Malcolm Gladwell on Facebook & Twitter, or Making the World Safe for Wall Street Brokers and Their Cellphones

Since I’ve taken several jabs at the Brave New World of Facebook, I feel obliged to post Malcolm Gladwell’s excellent critique of Facebook & Twitter activism in a recent New Yorker. He’s reasonable, level-headed, and not nearly as shrill as I can be. And for all my rants, I find myself becoming a closet Facebook user, sneaking in the backdoor—I sometimes use my wife’s account to do something useful, which of course is a tacit admission that Facebook has its good side, obvious enough. I’m sure I’m blaming Facebook for movements it has nothing to do with, other than the general zeitgeist: i.e., the rise of the Tea Party Know-Nothing agenda.
I see it like a Matrix, sucking us in to a world based on screens. But, hey, I’m already there. There must be some balance, right? Time away from the screen. A good friend of mine tells me about his regular trips to Maine, where he stays in a cabin with no cell reception, no internet. How freeing it can be. I do the same in Colorado. But then we have to return to work, and the wired world.
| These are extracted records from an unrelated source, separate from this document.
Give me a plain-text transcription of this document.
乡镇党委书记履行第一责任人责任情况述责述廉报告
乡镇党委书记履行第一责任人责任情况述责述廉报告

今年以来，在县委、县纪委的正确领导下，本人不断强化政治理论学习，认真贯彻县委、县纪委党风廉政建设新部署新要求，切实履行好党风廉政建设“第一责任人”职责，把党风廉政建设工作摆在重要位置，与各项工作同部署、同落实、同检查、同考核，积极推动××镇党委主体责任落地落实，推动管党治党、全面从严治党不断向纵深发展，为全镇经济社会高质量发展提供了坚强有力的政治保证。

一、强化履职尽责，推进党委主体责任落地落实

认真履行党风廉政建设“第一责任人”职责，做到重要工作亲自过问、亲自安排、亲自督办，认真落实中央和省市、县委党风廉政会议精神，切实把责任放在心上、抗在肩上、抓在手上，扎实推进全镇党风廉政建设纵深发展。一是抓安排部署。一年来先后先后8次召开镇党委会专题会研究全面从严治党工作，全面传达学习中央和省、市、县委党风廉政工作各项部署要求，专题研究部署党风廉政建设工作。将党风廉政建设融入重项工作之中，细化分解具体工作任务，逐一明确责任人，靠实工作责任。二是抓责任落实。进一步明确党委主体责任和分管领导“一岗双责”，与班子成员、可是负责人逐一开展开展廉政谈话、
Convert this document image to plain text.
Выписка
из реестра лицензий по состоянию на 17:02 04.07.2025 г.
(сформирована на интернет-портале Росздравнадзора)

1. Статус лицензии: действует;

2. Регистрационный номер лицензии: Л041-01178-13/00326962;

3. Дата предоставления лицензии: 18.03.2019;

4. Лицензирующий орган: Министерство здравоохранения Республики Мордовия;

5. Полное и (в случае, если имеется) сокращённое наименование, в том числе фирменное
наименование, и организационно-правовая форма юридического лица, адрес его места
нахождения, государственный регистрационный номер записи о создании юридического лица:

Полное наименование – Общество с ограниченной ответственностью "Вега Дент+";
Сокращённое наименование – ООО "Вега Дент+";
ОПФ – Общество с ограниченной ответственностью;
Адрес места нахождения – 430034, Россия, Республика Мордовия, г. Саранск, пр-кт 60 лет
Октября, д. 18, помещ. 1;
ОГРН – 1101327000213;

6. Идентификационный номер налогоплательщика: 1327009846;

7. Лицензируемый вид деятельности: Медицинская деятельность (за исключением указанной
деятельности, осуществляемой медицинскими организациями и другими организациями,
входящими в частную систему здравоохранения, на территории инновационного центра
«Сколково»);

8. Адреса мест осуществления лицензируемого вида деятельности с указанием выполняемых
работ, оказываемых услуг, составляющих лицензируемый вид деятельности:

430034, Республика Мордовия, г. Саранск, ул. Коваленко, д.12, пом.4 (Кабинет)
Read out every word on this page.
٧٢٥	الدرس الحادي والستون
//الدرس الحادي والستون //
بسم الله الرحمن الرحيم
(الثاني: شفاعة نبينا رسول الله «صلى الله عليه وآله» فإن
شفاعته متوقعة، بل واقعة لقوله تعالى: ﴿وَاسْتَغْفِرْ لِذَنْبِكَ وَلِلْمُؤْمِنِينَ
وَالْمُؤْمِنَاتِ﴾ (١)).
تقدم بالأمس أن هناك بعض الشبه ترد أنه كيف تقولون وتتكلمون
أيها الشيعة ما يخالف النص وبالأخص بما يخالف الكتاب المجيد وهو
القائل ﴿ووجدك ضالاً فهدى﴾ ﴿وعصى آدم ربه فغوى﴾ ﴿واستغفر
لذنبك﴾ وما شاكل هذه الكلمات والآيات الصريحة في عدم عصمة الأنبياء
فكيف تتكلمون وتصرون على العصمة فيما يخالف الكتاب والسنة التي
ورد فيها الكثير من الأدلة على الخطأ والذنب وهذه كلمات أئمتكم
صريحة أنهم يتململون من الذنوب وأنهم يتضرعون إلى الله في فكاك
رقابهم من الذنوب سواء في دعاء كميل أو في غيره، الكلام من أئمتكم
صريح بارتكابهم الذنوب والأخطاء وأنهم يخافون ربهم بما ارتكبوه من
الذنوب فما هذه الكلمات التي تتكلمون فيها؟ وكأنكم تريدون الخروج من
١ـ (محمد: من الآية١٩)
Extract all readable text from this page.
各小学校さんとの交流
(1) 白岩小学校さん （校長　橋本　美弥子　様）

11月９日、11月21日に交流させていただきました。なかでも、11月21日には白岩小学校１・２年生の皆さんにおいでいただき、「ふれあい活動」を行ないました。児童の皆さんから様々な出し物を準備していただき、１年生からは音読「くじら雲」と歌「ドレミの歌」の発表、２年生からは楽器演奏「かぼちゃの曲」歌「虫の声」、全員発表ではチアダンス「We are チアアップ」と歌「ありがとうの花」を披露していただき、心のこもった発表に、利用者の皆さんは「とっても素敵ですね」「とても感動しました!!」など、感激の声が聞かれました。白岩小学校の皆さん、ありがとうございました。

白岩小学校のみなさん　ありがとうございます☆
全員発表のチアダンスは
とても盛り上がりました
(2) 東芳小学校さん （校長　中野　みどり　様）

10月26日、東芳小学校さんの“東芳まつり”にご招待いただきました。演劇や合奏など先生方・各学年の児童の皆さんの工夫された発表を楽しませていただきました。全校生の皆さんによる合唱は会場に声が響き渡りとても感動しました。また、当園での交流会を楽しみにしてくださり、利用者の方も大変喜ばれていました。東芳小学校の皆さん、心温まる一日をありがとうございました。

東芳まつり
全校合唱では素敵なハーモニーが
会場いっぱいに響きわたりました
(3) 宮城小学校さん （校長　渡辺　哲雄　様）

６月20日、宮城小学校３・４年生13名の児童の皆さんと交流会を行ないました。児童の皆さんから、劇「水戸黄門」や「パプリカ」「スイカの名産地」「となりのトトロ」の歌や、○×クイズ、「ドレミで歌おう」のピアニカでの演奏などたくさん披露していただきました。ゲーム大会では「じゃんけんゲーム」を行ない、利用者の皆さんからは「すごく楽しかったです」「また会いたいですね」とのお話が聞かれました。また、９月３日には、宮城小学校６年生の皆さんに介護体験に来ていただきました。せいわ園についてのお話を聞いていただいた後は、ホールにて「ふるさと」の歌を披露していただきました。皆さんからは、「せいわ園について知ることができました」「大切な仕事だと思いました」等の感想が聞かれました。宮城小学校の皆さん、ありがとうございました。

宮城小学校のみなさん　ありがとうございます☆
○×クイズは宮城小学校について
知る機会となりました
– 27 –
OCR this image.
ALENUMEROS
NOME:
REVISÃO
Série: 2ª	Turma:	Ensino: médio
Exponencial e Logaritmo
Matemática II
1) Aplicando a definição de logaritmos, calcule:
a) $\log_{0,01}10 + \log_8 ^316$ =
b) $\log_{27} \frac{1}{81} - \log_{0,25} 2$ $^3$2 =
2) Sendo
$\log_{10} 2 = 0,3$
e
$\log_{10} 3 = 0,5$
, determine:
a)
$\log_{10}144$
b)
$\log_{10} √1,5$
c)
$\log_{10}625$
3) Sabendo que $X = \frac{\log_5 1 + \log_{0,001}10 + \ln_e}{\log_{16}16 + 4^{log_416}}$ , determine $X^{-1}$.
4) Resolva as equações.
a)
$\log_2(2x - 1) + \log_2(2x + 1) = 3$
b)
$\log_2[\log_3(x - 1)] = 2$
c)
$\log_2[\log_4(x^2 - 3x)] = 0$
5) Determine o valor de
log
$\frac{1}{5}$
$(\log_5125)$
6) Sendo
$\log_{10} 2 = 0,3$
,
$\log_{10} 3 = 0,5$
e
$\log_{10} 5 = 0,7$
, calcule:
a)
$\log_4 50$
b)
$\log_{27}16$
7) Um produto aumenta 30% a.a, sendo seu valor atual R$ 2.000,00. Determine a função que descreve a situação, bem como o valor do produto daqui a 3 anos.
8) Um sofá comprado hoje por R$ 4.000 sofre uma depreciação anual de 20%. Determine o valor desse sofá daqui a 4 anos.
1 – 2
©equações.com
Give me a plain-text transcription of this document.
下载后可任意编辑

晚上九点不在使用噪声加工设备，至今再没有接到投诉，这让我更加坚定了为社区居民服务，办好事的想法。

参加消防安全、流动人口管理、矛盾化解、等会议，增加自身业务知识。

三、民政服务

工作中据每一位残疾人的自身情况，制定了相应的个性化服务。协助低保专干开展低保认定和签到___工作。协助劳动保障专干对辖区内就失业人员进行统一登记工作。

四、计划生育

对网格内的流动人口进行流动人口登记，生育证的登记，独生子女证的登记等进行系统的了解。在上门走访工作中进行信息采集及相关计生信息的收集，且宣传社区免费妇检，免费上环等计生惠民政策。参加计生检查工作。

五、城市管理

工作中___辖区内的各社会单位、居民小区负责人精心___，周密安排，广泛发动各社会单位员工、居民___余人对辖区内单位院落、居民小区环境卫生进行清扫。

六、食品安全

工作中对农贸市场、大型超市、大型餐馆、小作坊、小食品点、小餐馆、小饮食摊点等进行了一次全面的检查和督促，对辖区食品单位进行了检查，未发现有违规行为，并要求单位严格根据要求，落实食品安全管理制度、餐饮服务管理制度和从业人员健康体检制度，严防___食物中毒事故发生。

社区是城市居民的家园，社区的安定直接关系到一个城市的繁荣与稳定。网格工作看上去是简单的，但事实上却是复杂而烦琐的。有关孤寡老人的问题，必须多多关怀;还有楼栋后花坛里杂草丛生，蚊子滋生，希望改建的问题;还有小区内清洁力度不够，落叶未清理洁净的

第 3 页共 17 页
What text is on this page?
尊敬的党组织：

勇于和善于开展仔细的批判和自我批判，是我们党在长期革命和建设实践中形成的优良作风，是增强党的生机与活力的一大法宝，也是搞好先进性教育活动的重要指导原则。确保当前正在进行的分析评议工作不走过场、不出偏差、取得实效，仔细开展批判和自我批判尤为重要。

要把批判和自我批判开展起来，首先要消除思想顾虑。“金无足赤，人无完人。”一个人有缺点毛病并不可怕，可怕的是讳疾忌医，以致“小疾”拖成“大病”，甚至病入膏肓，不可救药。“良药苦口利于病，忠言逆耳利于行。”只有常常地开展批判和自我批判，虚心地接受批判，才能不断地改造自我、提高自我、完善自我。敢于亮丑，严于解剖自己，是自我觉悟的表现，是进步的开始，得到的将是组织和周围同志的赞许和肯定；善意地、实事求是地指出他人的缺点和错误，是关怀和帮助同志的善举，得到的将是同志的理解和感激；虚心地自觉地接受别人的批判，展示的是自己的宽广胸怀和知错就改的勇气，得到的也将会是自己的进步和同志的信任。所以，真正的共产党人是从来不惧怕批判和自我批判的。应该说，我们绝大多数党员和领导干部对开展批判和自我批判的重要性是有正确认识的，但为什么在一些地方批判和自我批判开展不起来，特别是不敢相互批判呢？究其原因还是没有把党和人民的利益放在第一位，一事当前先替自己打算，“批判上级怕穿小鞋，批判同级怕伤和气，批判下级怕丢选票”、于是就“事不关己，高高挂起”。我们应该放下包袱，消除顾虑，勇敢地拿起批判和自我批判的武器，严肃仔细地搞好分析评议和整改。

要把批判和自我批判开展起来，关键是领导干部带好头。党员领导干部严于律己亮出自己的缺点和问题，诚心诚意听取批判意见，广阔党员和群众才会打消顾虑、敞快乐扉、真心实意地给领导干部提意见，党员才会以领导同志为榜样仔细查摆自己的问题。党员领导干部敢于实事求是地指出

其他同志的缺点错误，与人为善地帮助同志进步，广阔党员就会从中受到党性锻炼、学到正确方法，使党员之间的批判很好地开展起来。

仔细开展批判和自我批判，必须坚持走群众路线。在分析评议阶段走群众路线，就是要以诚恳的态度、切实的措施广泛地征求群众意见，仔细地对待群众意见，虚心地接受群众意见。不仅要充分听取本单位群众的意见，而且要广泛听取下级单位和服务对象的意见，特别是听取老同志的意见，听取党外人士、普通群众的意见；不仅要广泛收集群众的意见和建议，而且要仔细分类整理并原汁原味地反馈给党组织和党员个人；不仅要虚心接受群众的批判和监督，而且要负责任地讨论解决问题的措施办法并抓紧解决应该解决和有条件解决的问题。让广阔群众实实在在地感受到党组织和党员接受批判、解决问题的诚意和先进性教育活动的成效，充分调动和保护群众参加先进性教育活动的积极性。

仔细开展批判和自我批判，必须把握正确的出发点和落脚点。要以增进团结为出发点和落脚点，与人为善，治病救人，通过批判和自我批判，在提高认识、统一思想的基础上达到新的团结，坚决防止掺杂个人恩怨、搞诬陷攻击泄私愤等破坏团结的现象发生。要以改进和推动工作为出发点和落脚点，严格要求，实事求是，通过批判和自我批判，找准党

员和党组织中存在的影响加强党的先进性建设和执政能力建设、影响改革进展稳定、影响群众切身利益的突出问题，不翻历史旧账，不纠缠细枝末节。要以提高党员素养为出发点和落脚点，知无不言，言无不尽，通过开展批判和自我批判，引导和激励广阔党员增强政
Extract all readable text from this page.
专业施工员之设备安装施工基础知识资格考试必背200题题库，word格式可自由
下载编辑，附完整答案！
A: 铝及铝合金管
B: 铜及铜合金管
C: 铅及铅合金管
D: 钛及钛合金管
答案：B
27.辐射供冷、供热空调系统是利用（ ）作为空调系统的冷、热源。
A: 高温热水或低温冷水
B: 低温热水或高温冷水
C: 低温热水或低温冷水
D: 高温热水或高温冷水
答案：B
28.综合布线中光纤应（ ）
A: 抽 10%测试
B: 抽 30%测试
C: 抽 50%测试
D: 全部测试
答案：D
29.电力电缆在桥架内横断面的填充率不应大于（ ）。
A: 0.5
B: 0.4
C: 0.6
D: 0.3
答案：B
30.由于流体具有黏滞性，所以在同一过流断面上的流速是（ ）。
Here’s Gladwell’s end to the piece, after recounting the anecdote of Facebook activism in which a Wall Street worker retrieved his friend’s Sidekick (expensive smartphone) in Clay Shirky’s “Here Comes Everybody”:
“Shirky ends the story of the lost Sidekick by asking, portentously, “What happens next?”—no doubt imagining future waves of digital protesters. But he has already answered the question. What happens next is more of the same. A networked, weak-tie world is good at things like helping Wall Streeters get phones back from teen-age girls. Viva la revolución.”